Hace unos días circuló un video en el que la presidenta del DIF de Zacatecas (SEDIF), Cristina Rodríguez, criticó duramente un baile que realizaron estudiantes de una telesecundaria. En la representación, presentada en el marco de la feria DIFerente, varios estudiantes (la mayoría mujeres), participan vestidos con pantalón militar, blusa negra, pasamontañas negro y lentes obscuros.

“Queremos ver jóvenes bailando aquí vestidos de médicos, ingenieros, astronautas. No los queremos ver vestidos como sicarios. (…) Entendemos que los delincuentes no brotan de las lechugas, brotan de los hogares donde padres y madres se sienten derrotados y dejan de hacer su trabajo.” dijo la presidenta del SEDIF al concluir el evento.

La supervisora de la zona escolar no. 27, Evalia Núñez, respondió a la Dra. Rodríguez en una carta pública: “(…) yo presencié sus ensayos momentos antes de su presentación y no encontré nada malo en ello, al contrario se veían entusiasmados y se esforzaron porque su presentación fuera buena“, escribió. “Los alumnos utilizaron esa vestimenta tratando de imitar a los militares y no a los sicarios como usted lo mencionó.”

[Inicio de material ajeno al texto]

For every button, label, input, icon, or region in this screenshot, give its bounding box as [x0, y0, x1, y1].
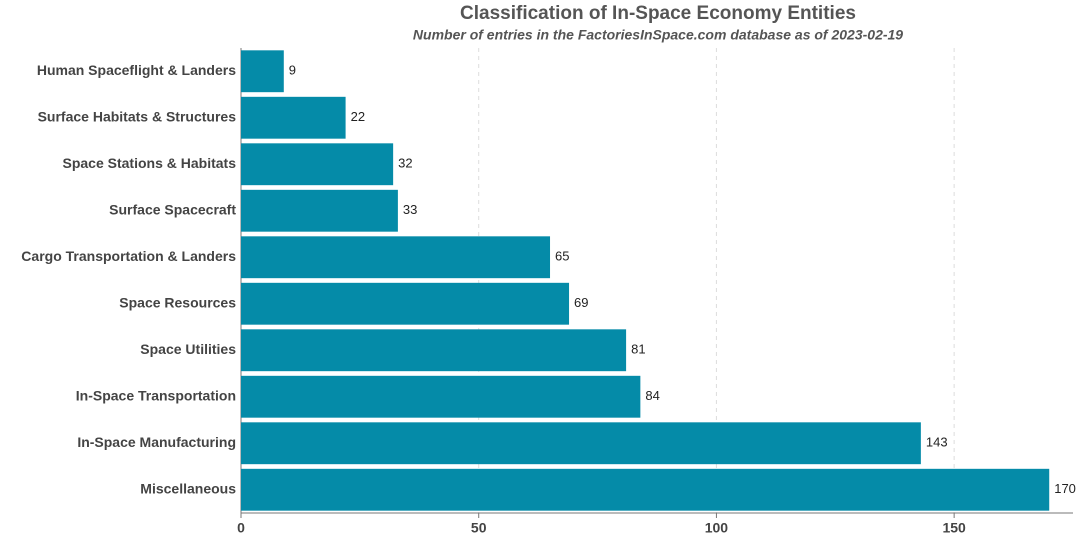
value-label: 170 [1054, 481, 1076, 496]
bar [241, 189, 398, 232]
value-label: 22 [351, 109, 365, 124]
bar [241, 422, 921, 465]
value-label: 81 [631, 342, 645, 357]
y-tick-label: Cargo Transportation & Landers [21, 248, 236, 264]
value-label: 32 [398, 156, 412, 171]
bar [241, 282, 570, 325]
y-tick-label: Space Stations & Habitats [63, 155, 237, 171]
chart-title: Classification of In-Space Economy Entit… [460, 3, 856, 24]
bar [241, 468, 1050, 511]
value-label: 33 [403, 202, 417, 217]
bar [241, 375, 641, 418]
x-tick-label: 150 [942, 520, 966, 536]
y-tick-label: Surface Spacecraft [109, 201, 236, 217]
value-label: 9 [289, 63, 296, 78]
value-label: 84 [645, 388, 659, 403]
value-label: 143 [926, 435, 948, 450]
chart-subtitle: Number of entries in the FactoriesInSpac… [413, 27, 903, 43]
y-tick-label: In-Space Manufacturing [77, 434, 236, 450]
x-tick-label: 50 [471, 520, 487, 536]
y-tick-label: In-Space Transportation [76, 387, 236, 403]
bar [241, 96, 346, 139]
y-tick-label: Space Utilities [140, 341, 236, 357]
value-label: 65 [555, 249, 569, 264]
y-tick-label: Space Resources [119, 294, 236, 310]
bar [241, 143, 394, 186]
y-tick-label: Miscellaneous [140, 480, 236, 496]
y-tick-label: Surface Habitats & Structures [38, 108, 237, 124]
bar [241, 50, 284, 93]
bar [241, 236, 551, 279]
x-tick-label: 0 [237, 520, 245, 536]
x-tick-label: 100 [705, 520, 729, 536]
value-label: 69 [574, 295, 588, 310]
bar [241, 329, 627, 372]
y-tick-label: Human Spaceflight & Landers [37, 62, 236, 78]
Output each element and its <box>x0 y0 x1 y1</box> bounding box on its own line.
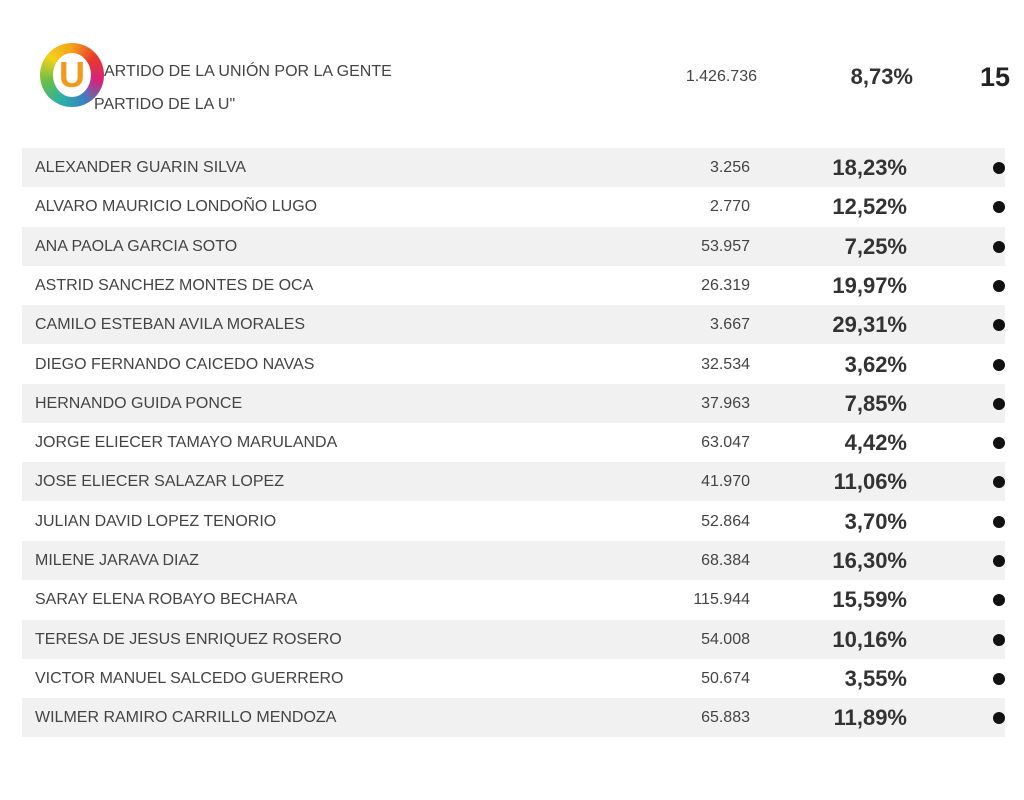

Medios de comunicación y redes sociales pronto expresaron rechazo frente a la postura de la presidenta del SEDIF por estigmatizar y criminalizar a las jóvenes al llamarlos sicarios por su vestimenta. Otros expresaron su apoyo, afirmando que el vestuario constituía una apología del delito y, por tanto, una afrenta a la paz social. Como suele suceder, el debate en redes pasó del plano de las razones al de los descalificativos, dejando un espacio que poco invita a reflexión. El incidente, sin embargo, muestra crudamente un aspecto de la realidad mexicana: cada vez es más borrosa la línea entre Estado y crimen, entre autoridades y delincuentes.

En el video es difícil distinguir a quiénes personifican las jóvenes, si a criminales o autoridades, pero ello refleja la realidad. Diariamente vemos en las calles a policías con los rostros cubiertos, viajando en camionetas equipadas con ametralladoras y con rifles en las manos. Vemos a militares, también cubiertos y armados, patrullando las calles en lugares donde la policía es sinónimo de crimen o negligencia. En amplias partes del país, las comunidades se han organizado y armado para protegerse contra el crimen organizado porque las autoridades —locales y federales— no cumplen con ese deber fundamental y/o están coludidas o de plano sometidas a estos. En otras partes, miembros del crimen organizado patrullan armados y uniformados, como lo hacen las policías. Autoridades y criminales se mimetizan. Los primeros se cubren el rostro, los segundos portan uniformes. (Para quienes crecimos durante los años 80, el pasamontañas era lo que permitía identificar al ladrón).

No sólo es un problema de apariencias, vivimos en el México donde policías locales detienen a estudiantes y los entregan al crimen organizado para ser desaparecidos. Un país en el que policías federales torturan y matan sin que se hagan investigaciones al respecto, basta decir que se trataba de “presuntos miembros del crimen organizado”; donde un soldado es filmado ejecutando a un civil herido y sometido pero la autoridad civil no logra aportar pruebas suficientes para procesarlo.

El combate al crimen organizado ha desdibujado la línea entre Estado y crimen, entre lo legal y lo ilegal, entre civiles y militares. En su lugar tenemos una realidad imposible de juzgar con categorías de bueno y malo, correcto o incorrecto. No sorprende que la representación que hacen los jóvenes sea confusa, cuando el referente de autoridad también lo es. El baile — y su crítica— muestran que si bien todos vemos lo mismo, entendemos cosas muy distintas. Lo único de común entendimiento parece ser la confusión entre autoridad y criminal.

División de Estudios Jurídicos CIDE.